最初の親衛隊全滅は正当防衛かもしれないが、明らかにルルーシュが手を下して殺したのはクロヴィス。そして敵であるブリタニア軍、日本解放戦線、駒であるレジスタンスの死に責任がある。そしてナリタ攻防戦で初めて敵でも駒でも無い人々を大量に巻き込んだ。でもこのstage10,11を見ながら喝采を上げてしまったのは私も同じ。そしてstage10,11に酔いしれた私はstage12で冷水を浴びせられ、stage13の葬儀のシーンと、C.C.の「ゲームのつもりででもいたか」という言葉に打ちのめされる。stage13のリヴァルの発言は、このブログやら掲示板やらにすげーすげーと感想を書き込んだ私を代弁しているようなものだ。だから、ルルーシュがそこで更に(無理をして)血を血で上塗りしてしまおうと、修羅の道へ走ろうとする心情に幾分か共感してしまい、でもそれにより彼が更に傷ついていく予想もしてしまい、カレンに対する感謝の言葉に感動しつつもその道は間違ってるんじゃないかと、困り果てて固唾をのんで見守ることしかできず…

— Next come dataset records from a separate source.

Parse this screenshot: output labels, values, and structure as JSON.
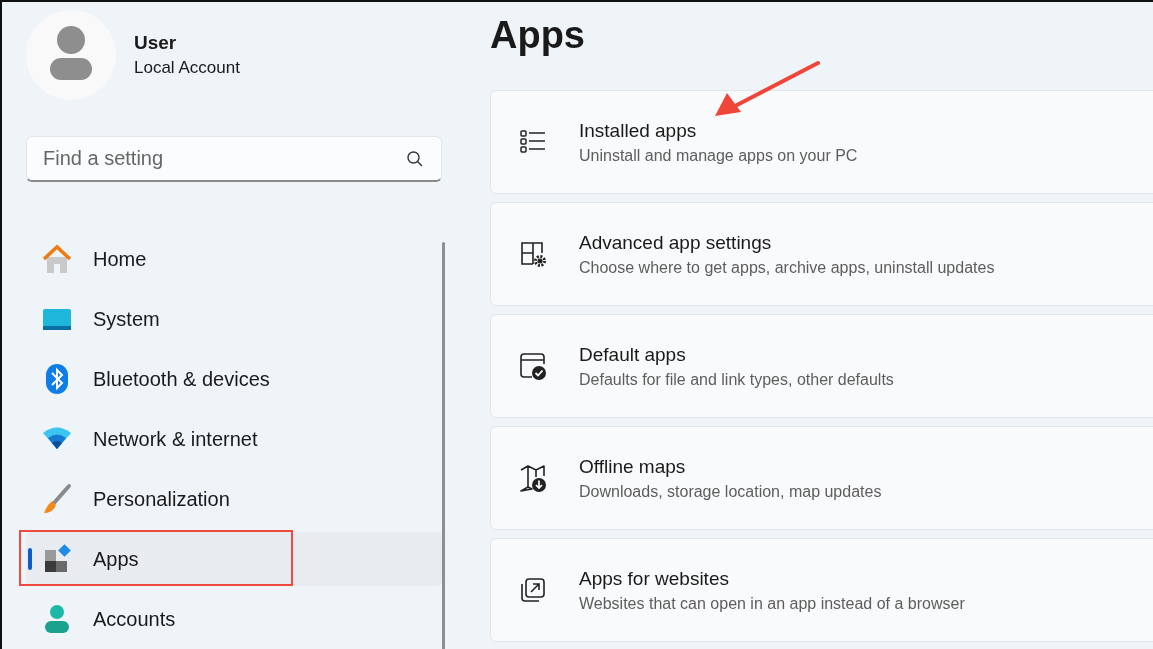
{
  "user": {
    "name": "User",
    "account_type": "Local Account"
  },
  "search": {
    "placeholder": "Find a setting"
  },
  "nav": {
    "items": [
      {
        "label": "Home",
        "selected": false,
        "highlighted": false
      },
      {
        "label": "System",
        "selected": false,
        "highlighted": false
      },
      {
        "label": "Bluetooth & devices",
        "selected": false,
        "highlighted": false
      },
      {
        "label": "Network & internet",
        "selected": false,
        "highlighted": false
      },
      {
        "label": "Personalization",
        "selected": false,
        "highlighted": false
      },
      {
        "label": "Apps",
        "selected": true,
        "highlighted": true
      },
      {
        "label": "Accounts",
        "selected": false,
        "highlighted": false
      }
    ]
  },
  "page_title": "Apps",
  "cards": [
    {
      "title": "Installed apps",
      "description": "Uninstall and manage apps on your PC",
      "pointed": true
    },
    {
      "title": "Advanced app settings",
      "description": "Choose where to get apps, archive apps, uninstall updates",
      "pointed": false
    },
    {
      "title": "Default apps",
      "description": "Defaults for file and link types, other defaults",
      "pointed": false
    },
    {
      "title": "Offline maps",
      "description": "Downloads, storage location, map updates",
      "pointed": false
    },
    {
      "title": "Apps for websites",
      "description": "Websites that can open in an app instead of a browser",
      "pointed": false
    }
  ]
}
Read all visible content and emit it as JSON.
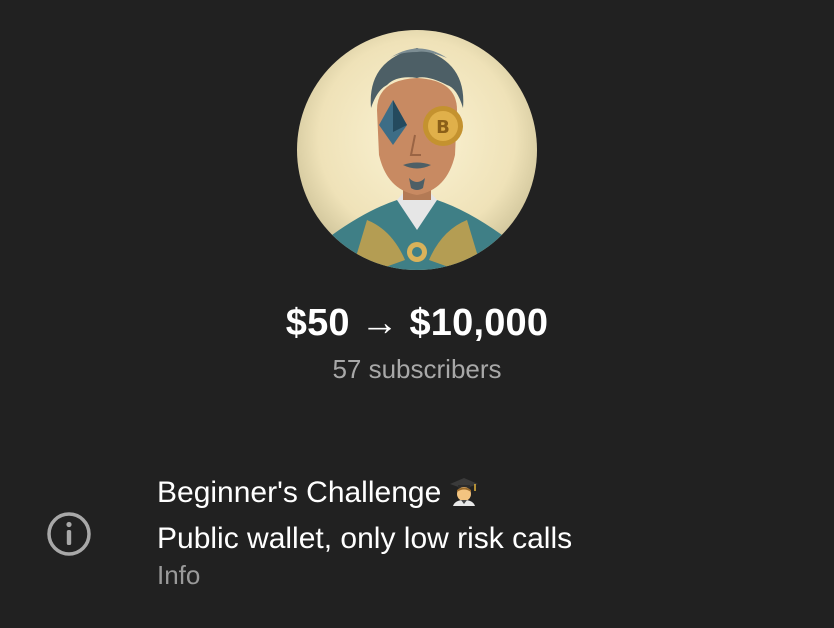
{
  "channel": {
    "title": "$50 → $10,000",
    "subscribers": "57 subscribers",
    "avatar_icon": "avatar-crypto-man-icon"
  },
  "info": {
    "line1": "Beginner's Challenge",
    "line1_emoji": "student-emoji-icon",
    "line2": "Public wallet, only low risk calls",
    "label": "Info",
    "icon": "info-icon"
  },
  "colors": {
    "background": "#212121",
    "primary_text": "#ffffff",
    "secondary_text": "#a8a8a8",
    "icon": "#a8a8a8"
  }
}
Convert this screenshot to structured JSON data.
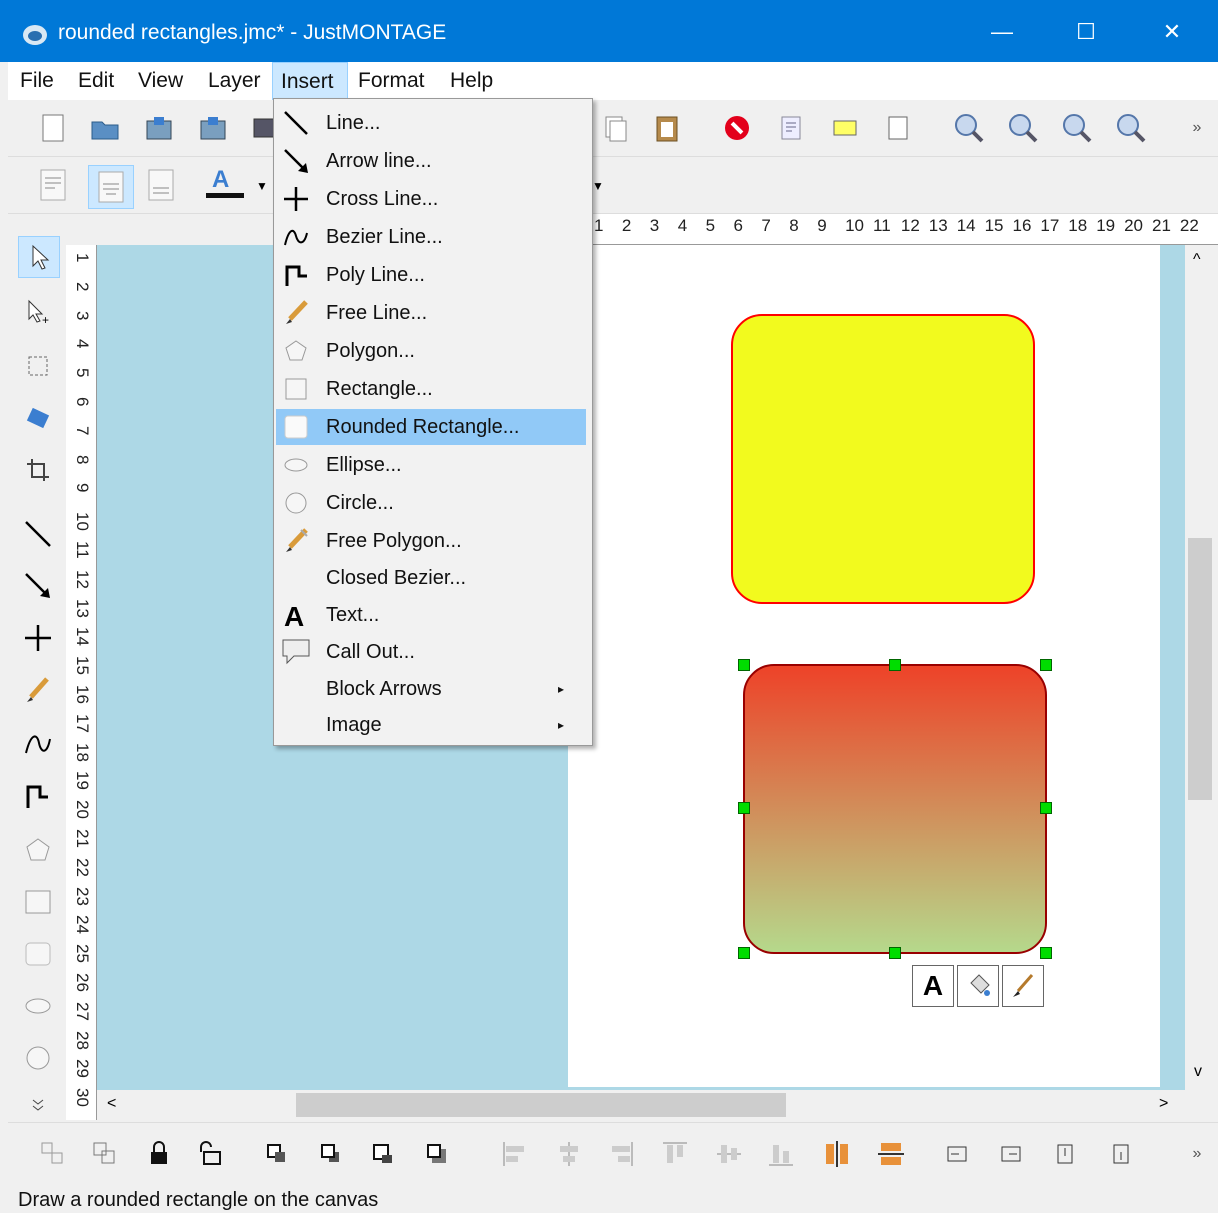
{
  "window": {
    "title": "rounded rectangles.jmc* - JustMONTAGE",
    "minimize": "—",
    "maximize": "☐",
    "close": "✕"
  },
  "menubar": {
    "items": [
      "File",
      "Edit",
      "View",
      "Layer",
      "Insert",
      "Format",
      "Help"
    ],
    "active": "Insert"
  },
  "insert_menu": {
    "items": [
      {
        "label": "Line...",
        "icon": "line-icon"
      },
      {
        "label": "Arrow line...",
        "icon": "arrow-line-icon"
      },
      {
        "label": "Cross Line...",
        "icon": "cross-line-icon"
      },
      {
        "label": "Bezier Line...",
        "icon": "bezier-line-icon"
      },
      {
        "label": "Poly Line...",
        "icon": "poly-line-icon"
      },
      {
        "label": "Free Line...",
        "icon": "pencil-icon"
      },
      {
        "label": "Polygon...",
        "icon": "polygon-icon"
      },
      {
        "label": "Rectangle...",
        "icon": "rectangle-icon"
      },
      {
        "label": "Rounded Rectangle...",
        "icon": "rounded-rectangle-icon"
      },
      {
        "label": "Ellipse...",
        "icon": "ellipse-icon"
      },
      {
        "label": "Circle...",
        "icon": "circle-icon"
      },
      {
        "label": "Free Polygon...",
        "icon": "free-polygon-icon"
      },
      {
        "label": "Closed Bezier...",
        "icon": ""
      },
      {
        "label": "Text...",
        "icon": "text-icon"
      },
      {
        "label": "Call Out...",
        "icon": "callout-icon"
      },
      {
        "label": "Block Arrows",
        "icon": ""
      },
      {
        "label": "Image",
        "icon": ""
      }
    ],
    "highlighted": "Rounded Rectangle...",
    "submenu_arrow": "▸"
  },
  "toolbar": {
    "overflow": "»"
  },
  "canvas": {
    "shape1": {
      "fill": "#f2fa1e",
      "stroke": "#ff0000"
    },
    "shape2": {
      "gradient_top": "#ee4228",
      "gradient_bottom": "#b5d98c",
      "stroke": "#990000"
    },
    "text_tool_label": "A"
  },
  "scrollbars": {
    "up": "^",
    "down": "v",
    "left": "<",
    "right": ">"
  },
  "status": {
    "text": "Draw a rounded rectangle on the canvas"
  }
}
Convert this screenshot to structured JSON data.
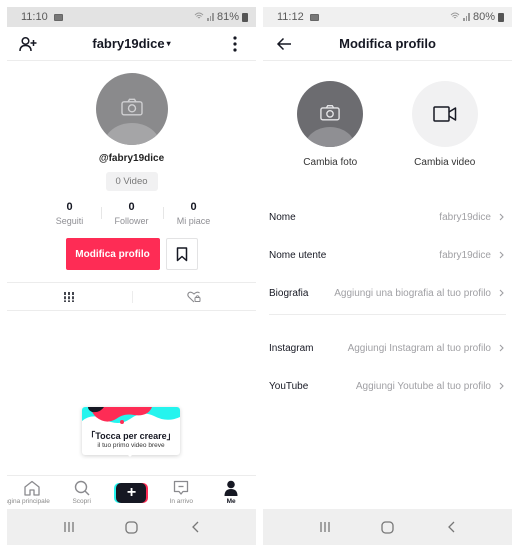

そしてヴィネッタ。単独でゼロの正体を探る理由は、ジェレミアの悲惨な末路があり、その轍を踏まないで自分は生きようとしているから。「よくあるサスペンスモノ2時間ドラマの断崖絶壁で一人で犯人と対決しようとするアホ探偵役」とは全然違う。他のキャラクターも、それぞれの理由を抱えて生きている。それが一番見えにくい(隠されている)ため感情移入が一番難しいスザクも、何か感情移入してしまうような理由を抱えているんだろうか。もしそうだとしたら本当にこれは恐ろしいまでに力強く構築された『物語』なんだと思う…。